The following are some common property crime defenses:

  • Necessity: It can sometimes be argued that the destruction of property is necessary under certain emergency situations. For example, a person might need to break a window to escape a fire or other danger.
  • Coercion: It may be a defense if the defendant was forced to steal or damage property under the threat of harm, injury, or death.
  • Mistake: For most theft crimes, you need criminal intent in order to be found guilty. If you took something by mistake because you thought it was yours, it might be a defense.

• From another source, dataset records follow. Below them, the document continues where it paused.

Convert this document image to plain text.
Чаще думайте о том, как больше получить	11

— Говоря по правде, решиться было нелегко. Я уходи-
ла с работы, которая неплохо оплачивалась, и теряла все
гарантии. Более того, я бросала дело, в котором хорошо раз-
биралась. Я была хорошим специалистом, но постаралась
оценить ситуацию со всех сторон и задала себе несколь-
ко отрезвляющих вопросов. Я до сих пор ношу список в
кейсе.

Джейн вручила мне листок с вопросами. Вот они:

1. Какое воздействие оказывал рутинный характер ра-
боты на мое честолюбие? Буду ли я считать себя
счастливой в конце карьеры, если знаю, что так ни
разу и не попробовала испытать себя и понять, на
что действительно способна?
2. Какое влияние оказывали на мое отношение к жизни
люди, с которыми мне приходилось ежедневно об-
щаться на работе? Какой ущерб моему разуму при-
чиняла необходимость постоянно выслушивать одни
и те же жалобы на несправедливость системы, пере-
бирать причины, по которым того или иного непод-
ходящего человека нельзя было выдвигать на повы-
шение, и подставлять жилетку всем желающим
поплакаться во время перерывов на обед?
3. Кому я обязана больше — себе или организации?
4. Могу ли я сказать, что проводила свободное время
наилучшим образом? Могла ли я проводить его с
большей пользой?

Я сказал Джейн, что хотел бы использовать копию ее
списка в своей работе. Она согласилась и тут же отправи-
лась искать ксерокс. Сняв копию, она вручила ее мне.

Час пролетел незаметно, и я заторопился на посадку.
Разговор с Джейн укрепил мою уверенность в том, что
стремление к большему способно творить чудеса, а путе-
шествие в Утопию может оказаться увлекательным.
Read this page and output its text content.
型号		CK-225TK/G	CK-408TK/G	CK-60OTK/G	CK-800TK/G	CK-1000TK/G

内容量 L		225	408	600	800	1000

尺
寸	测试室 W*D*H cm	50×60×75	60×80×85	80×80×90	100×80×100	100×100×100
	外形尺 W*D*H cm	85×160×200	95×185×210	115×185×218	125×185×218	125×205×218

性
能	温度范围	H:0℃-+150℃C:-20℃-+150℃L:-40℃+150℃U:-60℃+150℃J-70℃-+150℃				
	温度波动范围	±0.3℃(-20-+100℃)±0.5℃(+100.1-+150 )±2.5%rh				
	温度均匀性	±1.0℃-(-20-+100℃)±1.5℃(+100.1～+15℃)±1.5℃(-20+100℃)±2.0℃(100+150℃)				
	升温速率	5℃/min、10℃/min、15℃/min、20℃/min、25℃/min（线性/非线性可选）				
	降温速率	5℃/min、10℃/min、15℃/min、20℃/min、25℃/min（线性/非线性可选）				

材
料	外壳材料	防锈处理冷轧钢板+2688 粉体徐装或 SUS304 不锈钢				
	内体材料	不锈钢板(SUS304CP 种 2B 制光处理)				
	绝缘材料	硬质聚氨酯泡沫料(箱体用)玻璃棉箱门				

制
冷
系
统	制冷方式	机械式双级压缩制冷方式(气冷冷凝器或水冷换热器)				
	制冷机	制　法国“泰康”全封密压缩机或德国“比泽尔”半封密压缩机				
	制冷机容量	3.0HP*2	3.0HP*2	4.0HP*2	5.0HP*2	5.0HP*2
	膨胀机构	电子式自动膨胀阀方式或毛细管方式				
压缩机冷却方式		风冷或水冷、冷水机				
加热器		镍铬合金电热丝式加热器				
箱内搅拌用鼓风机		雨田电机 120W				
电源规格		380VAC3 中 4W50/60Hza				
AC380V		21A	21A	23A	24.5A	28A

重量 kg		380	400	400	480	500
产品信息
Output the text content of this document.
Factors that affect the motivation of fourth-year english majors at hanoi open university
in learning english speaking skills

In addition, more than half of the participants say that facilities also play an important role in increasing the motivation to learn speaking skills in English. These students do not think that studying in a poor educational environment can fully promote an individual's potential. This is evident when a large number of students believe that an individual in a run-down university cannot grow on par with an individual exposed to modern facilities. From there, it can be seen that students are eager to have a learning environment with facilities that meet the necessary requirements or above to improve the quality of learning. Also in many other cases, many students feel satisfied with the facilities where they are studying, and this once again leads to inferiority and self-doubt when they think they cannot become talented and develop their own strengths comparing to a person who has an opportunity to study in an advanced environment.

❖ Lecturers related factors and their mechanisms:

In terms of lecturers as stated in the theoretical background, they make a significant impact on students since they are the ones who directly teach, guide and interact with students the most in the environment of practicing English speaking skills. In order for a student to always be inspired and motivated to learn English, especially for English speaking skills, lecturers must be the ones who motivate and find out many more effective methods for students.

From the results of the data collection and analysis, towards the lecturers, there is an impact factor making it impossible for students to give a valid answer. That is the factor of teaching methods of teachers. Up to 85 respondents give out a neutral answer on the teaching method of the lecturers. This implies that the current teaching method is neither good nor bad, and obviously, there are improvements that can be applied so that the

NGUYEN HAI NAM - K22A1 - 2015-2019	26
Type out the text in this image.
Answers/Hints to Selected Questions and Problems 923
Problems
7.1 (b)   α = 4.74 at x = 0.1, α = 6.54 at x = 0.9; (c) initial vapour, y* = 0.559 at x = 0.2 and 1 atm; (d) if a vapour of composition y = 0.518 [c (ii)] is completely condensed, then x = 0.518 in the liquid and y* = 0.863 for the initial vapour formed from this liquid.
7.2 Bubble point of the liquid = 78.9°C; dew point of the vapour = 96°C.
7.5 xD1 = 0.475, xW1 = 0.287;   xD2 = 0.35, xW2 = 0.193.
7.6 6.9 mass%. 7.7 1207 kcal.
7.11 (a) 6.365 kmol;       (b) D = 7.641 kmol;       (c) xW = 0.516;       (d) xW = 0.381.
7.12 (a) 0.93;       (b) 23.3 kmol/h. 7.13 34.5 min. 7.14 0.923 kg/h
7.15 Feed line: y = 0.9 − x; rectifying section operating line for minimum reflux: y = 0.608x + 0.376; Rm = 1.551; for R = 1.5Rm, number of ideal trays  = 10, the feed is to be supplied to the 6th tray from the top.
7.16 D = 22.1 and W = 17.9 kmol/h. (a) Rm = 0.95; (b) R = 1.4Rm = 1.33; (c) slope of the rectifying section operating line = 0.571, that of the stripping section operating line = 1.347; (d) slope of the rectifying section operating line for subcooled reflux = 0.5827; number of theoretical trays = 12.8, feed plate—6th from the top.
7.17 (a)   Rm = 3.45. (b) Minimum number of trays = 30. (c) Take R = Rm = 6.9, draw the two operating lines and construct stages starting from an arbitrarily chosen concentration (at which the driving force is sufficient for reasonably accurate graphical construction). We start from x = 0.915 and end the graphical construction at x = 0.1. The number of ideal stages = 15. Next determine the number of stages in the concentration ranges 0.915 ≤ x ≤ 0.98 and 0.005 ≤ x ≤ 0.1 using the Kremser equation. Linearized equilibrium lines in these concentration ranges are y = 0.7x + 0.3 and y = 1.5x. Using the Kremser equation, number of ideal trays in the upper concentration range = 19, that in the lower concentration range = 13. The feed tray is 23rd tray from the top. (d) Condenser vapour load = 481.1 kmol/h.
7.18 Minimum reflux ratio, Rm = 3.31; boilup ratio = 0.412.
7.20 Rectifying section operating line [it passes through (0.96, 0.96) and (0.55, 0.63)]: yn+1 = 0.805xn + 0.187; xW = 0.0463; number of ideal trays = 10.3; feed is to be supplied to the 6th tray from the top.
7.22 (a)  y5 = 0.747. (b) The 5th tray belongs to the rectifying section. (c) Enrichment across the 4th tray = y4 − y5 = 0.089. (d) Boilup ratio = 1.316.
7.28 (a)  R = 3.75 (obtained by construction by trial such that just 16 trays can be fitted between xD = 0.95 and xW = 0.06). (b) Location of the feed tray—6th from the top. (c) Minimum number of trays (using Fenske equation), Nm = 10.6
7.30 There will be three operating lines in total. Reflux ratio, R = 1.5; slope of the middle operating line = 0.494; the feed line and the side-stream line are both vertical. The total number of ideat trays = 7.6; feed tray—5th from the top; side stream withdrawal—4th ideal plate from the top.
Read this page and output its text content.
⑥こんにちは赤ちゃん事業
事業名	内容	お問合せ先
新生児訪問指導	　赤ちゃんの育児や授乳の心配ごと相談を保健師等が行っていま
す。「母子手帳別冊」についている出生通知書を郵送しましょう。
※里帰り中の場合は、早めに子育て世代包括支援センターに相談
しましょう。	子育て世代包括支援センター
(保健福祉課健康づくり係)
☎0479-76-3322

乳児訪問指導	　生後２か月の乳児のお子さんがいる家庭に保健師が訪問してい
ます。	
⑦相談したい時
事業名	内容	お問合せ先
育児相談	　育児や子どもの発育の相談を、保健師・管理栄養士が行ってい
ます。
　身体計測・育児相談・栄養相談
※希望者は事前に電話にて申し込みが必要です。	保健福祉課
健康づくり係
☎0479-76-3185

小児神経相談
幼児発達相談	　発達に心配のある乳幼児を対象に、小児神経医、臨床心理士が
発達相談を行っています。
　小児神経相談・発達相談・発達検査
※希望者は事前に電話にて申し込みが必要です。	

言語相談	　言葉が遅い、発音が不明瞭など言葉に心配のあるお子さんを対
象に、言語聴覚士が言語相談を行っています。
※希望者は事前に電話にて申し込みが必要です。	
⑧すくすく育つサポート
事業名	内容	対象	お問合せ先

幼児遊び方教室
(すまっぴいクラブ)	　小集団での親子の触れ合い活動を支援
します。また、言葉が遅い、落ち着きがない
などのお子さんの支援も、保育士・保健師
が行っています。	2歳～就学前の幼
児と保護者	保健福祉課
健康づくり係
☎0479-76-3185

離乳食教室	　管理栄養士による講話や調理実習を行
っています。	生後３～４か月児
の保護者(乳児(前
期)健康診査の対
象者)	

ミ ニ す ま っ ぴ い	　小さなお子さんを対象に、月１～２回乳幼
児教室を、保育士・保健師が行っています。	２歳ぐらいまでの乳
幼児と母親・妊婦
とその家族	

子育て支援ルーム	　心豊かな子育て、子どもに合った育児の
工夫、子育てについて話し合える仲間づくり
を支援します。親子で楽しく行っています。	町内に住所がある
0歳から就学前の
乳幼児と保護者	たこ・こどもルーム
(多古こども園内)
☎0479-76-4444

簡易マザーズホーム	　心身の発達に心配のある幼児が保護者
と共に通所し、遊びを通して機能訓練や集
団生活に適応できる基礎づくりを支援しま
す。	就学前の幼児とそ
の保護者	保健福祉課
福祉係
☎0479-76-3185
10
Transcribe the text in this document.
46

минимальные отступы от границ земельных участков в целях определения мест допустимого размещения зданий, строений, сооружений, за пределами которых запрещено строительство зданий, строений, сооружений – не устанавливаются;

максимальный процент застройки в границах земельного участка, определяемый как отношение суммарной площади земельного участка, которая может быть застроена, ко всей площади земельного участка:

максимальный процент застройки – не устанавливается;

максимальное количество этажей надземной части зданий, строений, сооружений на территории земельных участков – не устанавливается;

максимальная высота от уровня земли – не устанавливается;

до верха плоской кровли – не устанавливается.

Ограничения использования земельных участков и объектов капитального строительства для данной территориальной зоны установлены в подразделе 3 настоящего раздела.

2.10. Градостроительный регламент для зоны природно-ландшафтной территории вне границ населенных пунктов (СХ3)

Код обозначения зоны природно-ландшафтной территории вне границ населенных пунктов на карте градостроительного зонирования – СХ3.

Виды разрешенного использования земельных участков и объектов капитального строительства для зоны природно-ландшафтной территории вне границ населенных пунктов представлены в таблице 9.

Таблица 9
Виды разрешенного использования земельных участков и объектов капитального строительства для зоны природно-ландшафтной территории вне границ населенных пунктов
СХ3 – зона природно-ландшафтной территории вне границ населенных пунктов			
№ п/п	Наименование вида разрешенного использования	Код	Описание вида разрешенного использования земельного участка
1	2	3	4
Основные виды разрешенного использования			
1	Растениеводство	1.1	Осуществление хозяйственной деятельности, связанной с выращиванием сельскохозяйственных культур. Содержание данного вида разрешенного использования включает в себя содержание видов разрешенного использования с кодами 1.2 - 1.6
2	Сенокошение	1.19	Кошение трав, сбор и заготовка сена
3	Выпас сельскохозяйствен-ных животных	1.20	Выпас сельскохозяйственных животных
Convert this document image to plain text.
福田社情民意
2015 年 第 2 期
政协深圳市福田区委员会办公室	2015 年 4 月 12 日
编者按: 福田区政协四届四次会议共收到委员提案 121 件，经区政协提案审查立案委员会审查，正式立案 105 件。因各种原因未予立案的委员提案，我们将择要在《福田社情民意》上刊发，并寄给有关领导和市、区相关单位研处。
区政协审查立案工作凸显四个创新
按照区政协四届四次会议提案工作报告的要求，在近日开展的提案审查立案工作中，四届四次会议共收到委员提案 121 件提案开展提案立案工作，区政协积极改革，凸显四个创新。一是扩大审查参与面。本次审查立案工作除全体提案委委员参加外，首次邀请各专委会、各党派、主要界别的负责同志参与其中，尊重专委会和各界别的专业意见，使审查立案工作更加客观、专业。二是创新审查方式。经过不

Of course, property crime defenses depend on each case’s facts and state laws.

What Is the Best Way to Defend Myself Against Property Crimes?

Criminal laws are often intricately woven into property crime defenses. You may need to hire a criminal defense lawyer for assistance with your claim if you’re facing charges. A lawyer can represent you in court and guide you throughout the legal process. Additionally, your lawyer can help you determine what legal defenses may apply to your case.